Marginal note:Company report to Superintendent
(4) A company shall report to the Superintendent on the mandate and responsibilities of the conduct review committee and the procedures referred to in paragraph (3)(a).
Marginal note:Committee report to directors
(5) After each meeting of the conduct review committee of a company, the committee shall report to the directors of the company on matters reviewed by the committee.
Marginal note:Directors’ report to Superintendent
(6) Within ninety days after the end of each financial year, the directors of a company shall report to the Superintendent on what the conduct review committee did during the year in carrying out its responsibilities under subsection (3).
- 1991, c. 47, s. 204
- 1997, c. 15, s. 211
- 2001, c. 9, s. 383
Directors and Officers — Authority
Marginal note:Chief executive officer
205 The directors of a company shall appoint from their number a chief executive officer who must be ordinarily resident in Canada and, subject to section 207, may delegate to that officer any of the powers of the directors.
Marginal note:Appointment of officers
206 (1) The directors of a company may, subject to the by-laws, designate the offices of the company, appoint officers thereto, specify the duties of those officers and delegate to them powers, subject to section 207, to manage the business and affairs of the company.
Marginal note:Directors as officers
(2) Subject to section 172, a director of a company may be appointed to any office of the company.
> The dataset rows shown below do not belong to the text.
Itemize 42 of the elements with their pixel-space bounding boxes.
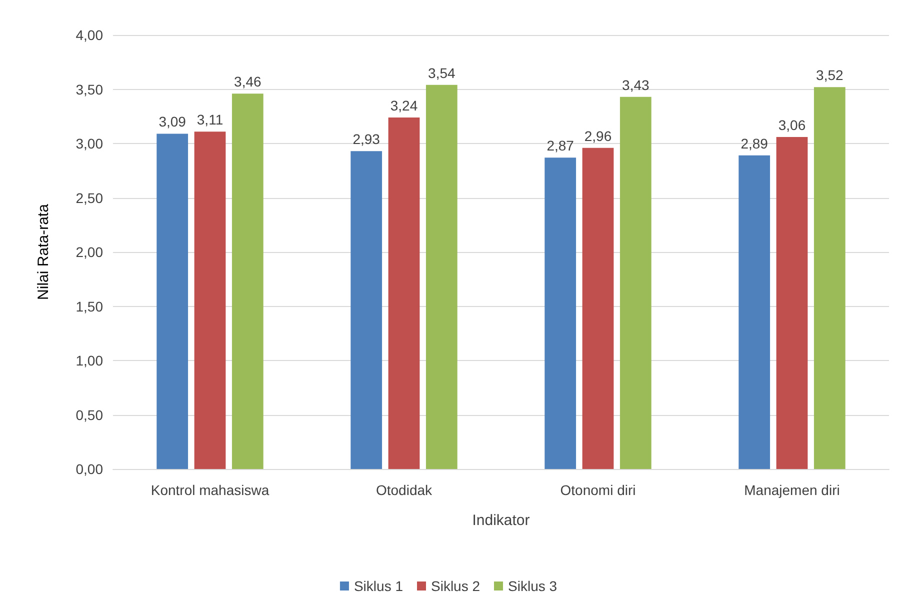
- legend-label: Siklus 2: [430, 578, 480, 594]
- y-tick-label: 3,50: [76, 81, 104, 98]
- x-tick-label: Kontrol mahasiswa: [150, 482, 270, 498]
- y-tick-label: 1,00: [76, 352, 104, 368]
- data-label: 3,46: [234, 74, 262, 90]
- bar: [350, 151, 382, 469]
- data-label: 2,89: [740, 135, 768, 152]
- x-tick-label: Manajemen diri: [744, 482, 840, 498]
- data-label: 3,11: [196, 112, 224, 128]
- y-tick-label: 1,50: [76, 298, 104, 314]
- data-label: 3,06: [778, 116, 806, 133]
- bar: [388, 117, 420, 469]
- bar: [156, 134, 188, 469]
- data-label: 3,54: [428, 64, 456, 81]
- x-tick-label: Otonomi diri: [560, 482, 636, 498]
- bar: [814, 87, 846, 469]
- bar: [776, 136, 808, 469]
- x-tick-label: Otodidak: [376, 482, 434, 498]
- x-axis-title: Indikator: [472, 512, 530, 529]
- bar: [232, 94, 264, 469]
- y-tick-label: 0,00: [76, 461, 104, 477]
- data-label: 2,96: [584, 128, 612, 144]
- y-tick-label: 4,00: [76, 27, 104, 43]
- bar: [582, 148, 614, 469]
- data-label: 3,09: [158, 114, 186, 130]
- y-axis-title: Nilai Rata-rata: [35, 203, 52, 300]
- data-label: 3,24: [390, 97, 418, 114]
- bar: [426, 84, 458, 469]
- y-tick-label: 2,50: [76, 190, 104, 206]
- bar: [194, 132, 226, 469]
- y-tick-label: 3,00: [76, 136, 104, 152]
- legend-label: Siklus 3: [508, 578, 558, 594]
- data-label: 2,87: [546, 138, 574, 154]
- data-label: 2,93: [352, 131, 380, 148]
- bar: [620, 96, 652, 469]
- y-tick-label: 2,00: [76, 244, 104, 260]
- data-label: 3,52: [816, 67, 844, 84]
- data-label: 3,43: [622, 76, 650, 93]
- bar: [738, 155, 770, 469]
- y-tick-label: 0,50: [76, 406, 104, 423]
- bar: [544, 158, 576, 469]
- legend-label: Siklus 1: [354, 578, 404, 594]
Marginal note:Two or more offices
(3) Two or more offices of a company may be held by the same person.
Marginal note:Limits on power to delegate
207 The directors of a company may not delegate any of the following powers, namely, the power to
(a) submit to the shareholders or policyholders a question or matter requiring the approval of the shareholders or policyholders;
(b) fill a vacancy among the directors, on a committee of directors or in the office of auditor or actuary, or appoint additional directors;
(c) issue or cause to be issued securities, including an issue of shares of a series that is authorized in accordance with section 66, except in accordance with any authorization made by the directors;
(d) declare a dividend on shares or a policy dividend, bonus or other benefit payable to policyholders, other than a dividend on a group policy that is a participating policy;
(e) authorize the redemption or other acquisition by the company pursuant to section 75 of shares issued by the company;
(f) authorize the payment of a commission on a share issue;
(g) approve a management proxy circular;
(h) except as provided in this Act, approve the annual statement of the company and any other financial statements issued by the company; or
(i) adopt, amend or repeal by-laws.
- 1991, c. 47, s. 207
- 1997, c. 15, s. 212
- 2005, c. 54, s. 252
Marginal note:Remuneration of directors, officers and employees
Marginal note:By-law required
(2) No remuneration shall be paid to a director as director until a by-law fixing the aggregate of all amounts that may be paid to all directors in respect of directors’ remuneration during a fixed period of time has been confirmed by special resolution.
- 1991, c. 47, s. 208
- 1994, c. 26, s. 37
Marginal note:Validity of acts
209 (1) An act of a director or an officer of a company is valid notwithstanding a defect in the director’s qualification or an irregularity in the director’s election or in the appointment of the director or officer.
(2) An act of the board of directors of a company is valid notwithstanding a defect in the composition of the board or an irregularity in the election of the board or in the appointment of a member of the board.